一個 辘,老侯爺夫人的身子直接從轎子裏滾了出來。

那些溫熱帶有腥味的液體,有些更是直接濺到了老侯爺夫人的臉上和眼裏。

老侯爺夫人眼前清明的世界,突然染上了腥紅之色。

孫堅行的那些随從們,一個個血流披面,面目猙獰地死在了老侯爺夫人的面前。

随從們的慘叫聲,更是不絕于耳。

冰冷的刃器,穿透肉體的聲音,從肉體拔出,血流贲發出的聲音。

刀刃刺進身體,砍到骨頭的聲音,被骨頭卡到,艱難拔出來,骨碎的聲音。

這些聲音,如同陰氣一般,争先恐後地鑽入老侯爺夫人的耳朵裏,刺激着老侯爺夫人的大腦。

銀白的刀背,反射着太陽的光芒,晃得老侯爺夫人睜不開眼楮。

老侯爺夫人明明已經甘澀不已的眼楮,在這個時候,卻怎麽也合不起來。

現在明明正是正午,陽氣正盛的時候,偏偏老侯爺夫人覺得有一抹鬼氣襲身,凍得老侯爺夫人渾身發抖。

老侯爺夫人身上所有的暖氣,在一瞬間裏,被鬼抽幹了一般。

就連內髒與骨髓裏的那一丁點暖意,也不留一絲地帶走。

老侯爺夫人甚至有一種錯覺,死的并不是那些奴才,她才是那個已經死掉的人,所以才會哪些冰冷,沒有一絲人氣的溫暖。

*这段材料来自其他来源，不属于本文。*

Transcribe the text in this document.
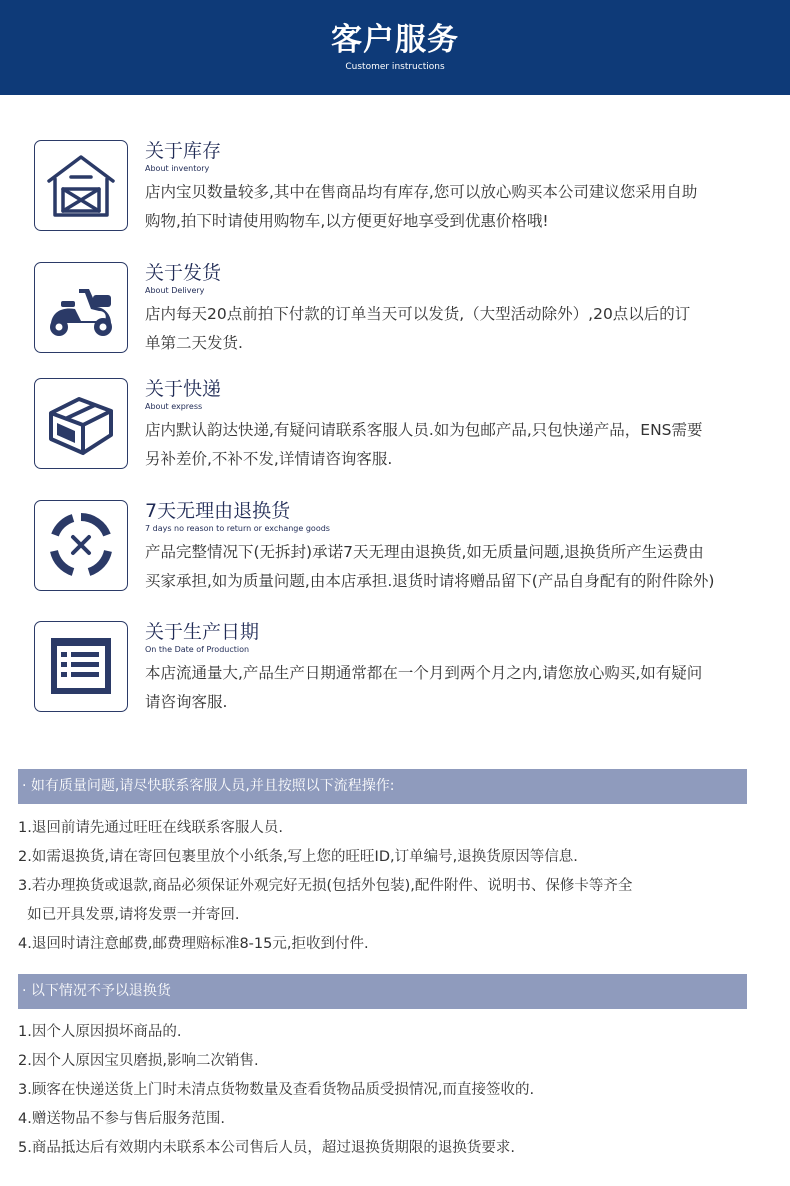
客户服务
Customer instructions
关于库存
About inventory
店内宝贝数量较多,其中在售商品均有库存,您可以放心购买本公司建议您采用自助
购物,拍下时请使用购物车,以方便更好地享受到优惠价格哦!
关于发货
About Delivery
店内每天20点前拍下付款的订单当天可以发货,（大型活动除外）,20点以后的订
单第二天发货.
关于快递
About express
店内默认韵达快递,有疑问请联系客服人员.如为包邮产品,只包快递产品，ENS需要
另补差价,不补不发,详情请咨询客服.
7天无理由退换货
7 days no reason to return or exchange goods
产品完整情况下(无拆封)承诺7天无理由退换货,如无质量问题,退换货所产生运费由
买家承担,如为质量问题,由本店承担.退货时请将赠品留下(产品自身配有的附件除外)
关于生产日期
On the Date of Production
本店流通量大,产品生产日期通常都在一个月到两个月之内,请您放心购买,如有疑问
请咨询客服.
· 如有质量问题,请尽快联系客服人员,并且按照以下流程操作:
1.退回前请先通过旺旺在线联系客服人员.
2.如需退换货,请在寄回包裹里放个小纸条,写上您的旺旺ID,订单编号,退换货原因等信息.
3.若办理换货或退款,商品必须保证外观完好无损(包括外包装),配件附件、说明书、保修卡等齐全
如已开具发票,请将发票一并寄回.
4.退回时请注意邮费,邮费理赔标准8-15元,拒收到付件.
· 以下情况不予以退换货
1.因个人原因损坏商品的.
2.因个人原因宝贝磨损,影响二次销售.
3.顾客在快递送货上门时未清点货物数量及查看货物品质受损情况,而直接签收的.
4.赠送物品不参与售后服务范围.
5.商品抵达后有效期内未联系本公司售后人员，超过退换货期限的退换货要求.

透過老侯爺夫人泛紅的眼楮,終于看清了眼下發生的事情。

也不知從哪兒冒出的一夥賊匪,個個身穿黑衣蒙面,手拿兇器,斬殺無辜生命。

而且這些人的手法極為利落,沒有半點拖泥帶水。

老侯爺夫人活到這把年紀,這種人,她怎麽可能沒有接觸過。

就眼前這些人所下殺手的狠斷,很明顯,這些人,就是殺手!

老侯爺夫人的身子微不可見的動了一動,好像是被驚到了,又像是想到了什麽。

老侯爺夫人驚愕不已的想到,有人竟然容不下他們爺孫倆,特意雇了如此厲害的殺手,要娶他們的性命?!

老侯爺夫人連忙用目光,尋找孫堅行的影子。

可惜,老侯爺夫人到底是癱瘓了身子,行動不便。

就算只是運動自己脖子部分,老侯爺夫人的身子也僵硬得很。